You can scan bubble sheets with any multifunction printer or standalone scanner.  We’ve made a video tutorial showing how to use the most common departmental printer found on campus.

No, it will work for all disciplines, course sizes, and assignment types. Assignments that are open ended only or a mix of open-ended and multiple choice are easily handled. It also works well for instructors who want to quickly scan a document to know if a student completed it, rather than grading each question.

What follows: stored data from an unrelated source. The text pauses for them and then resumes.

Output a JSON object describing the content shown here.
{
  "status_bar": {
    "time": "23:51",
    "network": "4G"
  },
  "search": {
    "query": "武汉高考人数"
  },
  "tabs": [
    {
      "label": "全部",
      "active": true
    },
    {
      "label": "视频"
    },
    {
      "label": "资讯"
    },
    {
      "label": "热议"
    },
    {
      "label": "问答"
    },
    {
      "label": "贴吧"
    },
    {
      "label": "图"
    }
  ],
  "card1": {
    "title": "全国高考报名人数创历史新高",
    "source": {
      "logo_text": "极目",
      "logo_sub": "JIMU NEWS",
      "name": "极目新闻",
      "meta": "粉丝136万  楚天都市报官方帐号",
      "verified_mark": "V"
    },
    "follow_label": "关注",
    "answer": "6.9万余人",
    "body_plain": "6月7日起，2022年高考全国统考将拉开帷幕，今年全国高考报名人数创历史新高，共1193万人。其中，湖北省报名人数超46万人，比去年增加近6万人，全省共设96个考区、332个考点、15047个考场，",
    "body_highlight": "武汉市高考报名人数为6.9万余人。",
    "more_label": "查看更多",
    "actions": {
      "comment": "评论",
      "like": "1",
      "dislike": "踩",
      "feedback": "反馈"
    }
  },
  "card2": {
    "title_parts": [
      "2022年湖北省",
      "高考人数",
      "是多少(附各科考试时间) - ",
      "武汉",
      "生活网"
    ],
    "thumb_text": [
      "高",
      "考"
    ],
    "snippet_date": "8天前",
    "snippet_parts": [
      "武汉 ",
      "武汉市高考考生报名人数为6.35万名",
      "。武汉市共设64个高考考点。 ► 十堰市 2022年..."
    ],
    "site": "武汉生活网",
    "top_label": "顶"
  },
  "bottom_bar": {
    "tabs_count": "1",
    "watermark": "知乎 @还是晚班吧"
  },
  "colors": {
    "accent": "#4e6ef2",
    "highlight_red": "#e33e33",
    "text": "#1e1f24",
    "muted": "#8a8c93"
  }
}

Here are a few highlights of using Gradescope for online/hybric assessments:

  • Collect and grade your existing assignments, whether paper-based or fully online
  • Many question types including paragraphs, proofs, diagrams, fill-in-the-blank, true/false, multiple choice, and more
  • Flexible assignment settings (time limitations and extensions) for more secure assessment

Here’s an overview of using Gradescope for collecting paper-based work:

4-step overview of collecting paper-based work in Gradescope

  1. Students submit work
  2. Grade submissions
  3. Send and export grades
  4. Get detailed analytics

Among many other assignment types, Gradescope offers the ability to collect and grade student code in any language. Here are a few highlights of Gradescope’s Programming Assignments:

  • Ability to Autograde, Manually Grade (or a combination of the two) code and give students feedback with rubric and in-line commenting in real time
  • Students can upload files directly to Gradescope or upload via their GitHub or Bitbucket accounts
  • Determine commonalities among your students’ code with Code Similarity

Start with a low-stakes activity, maybe even an optional activity for students. What kind of assessment you choose also depends on if you are starting with a paper version that needs to be scanned or if students will do everything digitally.

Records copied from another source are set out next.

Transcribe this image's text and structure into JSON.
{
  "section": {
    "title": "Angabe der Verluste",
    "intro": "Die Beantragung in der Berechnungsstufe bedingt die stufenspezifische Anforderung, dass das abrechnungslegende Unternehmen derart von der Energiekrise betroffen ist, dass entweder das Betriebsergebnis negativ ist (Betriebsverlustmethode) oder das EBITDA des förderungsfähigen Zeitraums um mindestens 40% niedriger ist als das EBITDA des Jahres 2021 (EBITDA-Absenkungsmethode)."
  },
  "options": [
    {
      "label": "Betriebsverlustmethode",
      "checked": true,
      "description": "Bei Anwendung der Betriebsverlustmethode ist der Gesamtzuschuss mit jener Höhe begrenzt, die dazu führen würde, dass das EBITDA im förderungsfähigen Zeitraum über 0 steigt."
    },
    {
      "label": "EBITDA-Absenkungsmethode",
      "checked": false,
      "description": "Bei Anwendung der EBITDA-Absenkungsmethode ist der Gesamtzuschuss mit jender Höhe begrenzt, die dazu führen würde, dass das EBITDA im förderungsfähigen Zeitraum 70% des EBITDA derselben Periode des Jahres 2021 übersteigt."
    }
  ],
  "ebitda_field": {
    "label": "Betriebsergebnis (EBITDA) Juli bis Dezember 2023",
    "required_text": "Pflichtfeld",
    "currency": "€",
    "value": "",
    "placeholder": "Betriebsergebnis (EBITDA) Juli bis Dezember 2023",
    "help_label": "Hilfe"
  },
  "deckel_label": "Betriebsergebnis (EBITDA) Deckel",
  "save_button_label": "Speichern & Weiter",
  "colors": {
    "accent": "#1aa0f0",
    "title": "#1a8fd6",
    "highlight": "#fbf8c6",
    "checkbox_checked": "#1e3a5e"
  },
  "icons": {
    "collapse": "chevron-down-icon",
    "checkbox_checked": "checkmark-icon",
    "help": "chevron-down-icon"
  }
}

Gradescope is a fairly intuitive program that has become easier to use with each update. Their tutorials and technical help are excellent. The process of learning the program will be less stressful if it is used for lower-stakes assignments before trying it on an exam. The heavy users on campus are often open to sharing tips and have a forum you can join through Microsoft teams to connect. Join the UNC Gradescope Teams site.


Instructor Quotes

I started using Gradescope a few years ago for grading tests in large classes, but now that we’re teaching online, I’m also using it for quizzes and problem sets that used to be submitted and graded on paper. My TAs and I are able to give richer feedback since we can reuse comments and rubric items, and our grading is more consistent. It’s easy to write math formulas in latex and the regrade feature helps us stay organized.

Linda Green
Teaching Assistant Professor, Mathematics

I started using Gradescope a couple of years ago in my smaller classes to grade short answer/essay questions on paper exams. Now I use it in all classes, small and large, for almost all assignments. It’s easy for the students to submit to and makes grading easy & fast. My IAs have been able to grade 60 papers in a fraction of the time that it used to take on Sakai and they’re really happy with it. It also makes just-in-time teaching far more reasonable in my small classes that have all open-ended assignments.

Rachel Penton
Teaching Assistant Professor, Psychology and Neuroscience

Grading by Gradescope allows our department to streamline large course grading parties. We can facilitate multiple people grading at the same, are giving better (more detailed) feedback to students and have easy ways to check that grading is consistent. With the integration with Sakai, I’m seeing time savings of approximately 30% each exam (which should increase for future semesters as assignments can be ported to future courses). And with the move to remote learning, all assignments in addition to exams are now on Gradescope. Students are familiar with the platform and the interface does not have a steep learning curve.